Once in the member 10 has been placed in the conduit 50, a number of liquid flow passages are defined between the member 10 and the conduit. Firstly, a substantially straight rib flow passage 52 is defined between the side walls 24 of adjacent ribs 22, the exposed core portion 32 and the conduit 50. In the embodiment shown, each end portion 16,18 of the member 10 is provided with four such rib flow passages 52. A helical rib flow passage is defined about the mid portion 20 of the member 10. The helical flow passage is

defined between side walls 38 of the helical rib 36, the exposed portion of core 12 around which the helical rib 36 winds, and the conduit 50. The straight rib flow passages 52 and the helical rib flow passage are separated from one another by a substantially annular chamber defined between the exposed region 48 of the core 12 between the rib end walls 27 and the helical rib 36, and the conduit 50.

Liquid, such as oil, encountering the member 10 within a conduit 50 is first split between the four rib flow passages 52. As the combined cross-sectional area of the four passages 52 is less than that of the cross-sectional area of the unobstructed conduit 50, then the flow of liquid is initially restricted by entry into the rib flow passages 52. Liquid entering the rib flow passages 52 subsequently enters the annular chamber situated between the rib end walls 27 and the helical rib 36. This liquid then enters the helical flow passage defined between the helical rib 36, core 12 and the conduit 50 and then travels in a helical path around the core 12 to the second annular chamber. The cross-sectional area of the helical flow passage is less than the combined cross-sectional area of the rib flow passages 52. The movement of the liquid around this helical path thus provides a further restriction to the flow of liquid through the conduit 50. Upon exiting the helical flow passage, the liquid passes into the second annular chamber before passing through the remaining four rib flow passages 52. It will be understood that the symmetrical nature of the member 10 ensures that the flow of liquid is restricted by the member 10 irrespective as to which direction flow encounters the member 10.

It will be appreciated that a member 10 according to the present invention can be constructed and configured so as to meet desired flow restriction requirements and performance. For example, the diameter of the core 12 may be varied, as may the number, spacing, thickness and length of the longitudinal ribs 22. Additionally, the dimensions of the helical rib 36, and hence the helical flow path may also be varied. Depending upon the required flow restriction properties, the helical rib 36 may wind around the core 12 for less than 720 degrees or more than 720 degrees.

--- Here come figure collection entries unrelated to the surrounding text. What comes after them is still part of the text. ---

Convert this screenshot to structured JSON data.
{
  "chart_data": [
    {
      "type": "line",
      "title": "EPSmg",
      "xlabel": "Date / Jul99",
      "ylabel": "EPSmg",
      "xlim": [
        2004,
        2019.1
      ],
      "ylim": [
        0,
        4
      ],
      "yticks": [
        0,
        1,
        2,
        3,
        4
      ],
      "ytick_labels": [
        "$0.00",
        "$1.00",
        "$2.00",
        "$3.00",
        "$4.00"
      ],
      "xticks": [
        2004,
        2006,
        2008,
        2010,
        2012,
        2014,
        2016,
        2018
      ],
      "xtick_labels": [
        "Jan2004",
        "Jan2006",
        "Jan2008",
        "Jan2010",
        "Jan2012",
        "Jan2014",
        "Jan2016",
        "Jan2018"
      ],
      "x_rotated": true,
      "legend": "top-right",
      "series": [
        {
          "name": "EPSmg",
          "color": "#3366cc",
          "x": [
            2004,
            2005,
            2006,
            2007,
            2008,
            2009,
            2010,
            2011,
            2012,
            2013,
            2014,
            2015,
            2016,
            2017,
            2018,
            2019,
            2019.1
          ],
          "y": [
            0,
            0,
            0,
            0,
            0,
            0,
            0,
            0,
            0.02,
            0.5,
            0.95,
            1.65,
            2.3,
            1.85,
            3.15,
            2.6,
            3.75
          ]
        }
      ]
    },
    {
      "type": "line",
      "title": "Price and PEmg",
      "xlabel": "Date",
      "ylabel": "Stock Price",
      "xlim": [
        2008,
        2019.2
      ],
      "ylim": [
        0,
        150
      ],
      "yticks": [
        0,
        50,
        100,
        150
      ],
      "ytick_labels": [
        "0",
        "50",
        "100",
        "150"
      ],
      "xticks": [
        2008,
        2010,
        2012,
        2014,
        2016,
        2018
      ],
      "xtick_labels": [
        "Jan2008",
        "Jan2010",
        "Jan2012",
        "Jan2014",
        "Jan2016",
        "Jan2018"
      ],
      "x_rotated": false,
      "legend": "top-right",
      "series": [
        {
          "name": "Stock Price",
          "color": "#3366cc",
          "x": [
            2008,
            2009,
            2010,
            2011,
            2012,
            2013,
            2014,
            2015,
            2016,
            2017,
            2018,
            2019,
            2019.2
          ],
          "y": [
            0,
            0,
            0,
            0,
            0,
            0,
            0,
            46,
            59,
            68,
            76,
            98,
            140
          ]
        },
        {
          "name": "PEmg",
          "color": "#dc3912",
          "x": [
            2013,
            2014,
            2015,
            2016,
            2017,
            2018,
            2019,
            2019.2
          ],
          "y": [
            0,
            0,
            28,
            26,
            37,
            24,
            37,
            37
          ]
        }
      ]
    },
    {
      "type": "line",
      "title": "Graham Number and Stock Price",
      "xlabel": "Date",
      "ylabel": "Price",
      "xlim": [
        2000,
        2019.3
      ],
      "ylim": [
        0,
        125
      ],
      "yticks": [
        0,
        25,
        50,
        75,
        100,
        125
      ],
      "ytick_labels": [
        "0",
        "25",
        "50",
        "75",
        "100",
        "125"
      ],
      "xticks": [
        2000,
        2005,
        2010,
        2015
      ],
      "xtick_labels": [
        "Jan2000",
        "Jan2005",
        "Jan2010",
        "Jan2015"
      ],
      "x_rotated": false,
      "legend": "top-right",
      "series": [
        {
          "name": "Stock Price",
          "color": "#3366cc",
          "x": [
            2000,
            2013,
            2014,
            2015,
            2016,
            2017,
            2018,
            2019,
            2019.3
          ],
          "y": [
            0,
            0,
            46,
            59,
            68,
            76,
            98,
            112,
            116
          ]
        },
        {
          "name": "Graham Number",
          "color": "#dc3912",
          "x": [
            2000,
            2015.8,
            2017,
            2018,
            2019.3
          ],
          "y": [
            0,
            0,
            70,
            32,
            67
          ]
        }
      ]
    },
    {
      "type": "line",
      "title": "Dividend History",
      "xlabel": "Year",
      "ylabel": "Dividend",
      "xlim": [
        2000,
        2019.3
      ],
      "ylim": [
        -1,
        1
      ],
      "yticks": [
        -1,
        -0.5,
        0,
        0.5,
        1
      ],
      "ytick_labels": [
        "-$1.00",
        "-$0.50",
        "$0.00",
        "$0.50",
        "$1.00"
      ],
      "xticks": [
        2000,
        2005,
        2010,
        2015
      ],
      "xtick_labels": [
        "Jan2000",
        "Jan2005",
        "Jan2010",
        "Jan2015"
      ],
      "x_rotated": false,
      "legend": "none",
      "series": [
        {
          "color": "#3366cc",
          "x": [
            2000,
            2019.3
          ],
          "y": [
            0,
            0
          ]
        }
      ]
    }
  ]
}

In the embodiment shown the member 10 is double ended and as such may be inserted either way into the conduit. It will be appreciated that for alternative installations, the member 10 may be handed or otherwise configured so as to be insertable into the conduit in a single direction. In the embodiment shown, both of the end portions 16,18 are substantially equal in length and rib configuration. In an alternative embodiment, the •lengths and rib configurations of the end portions 16,18 may be different. In yet a further embodiment only one end portion of the member may be ribbed.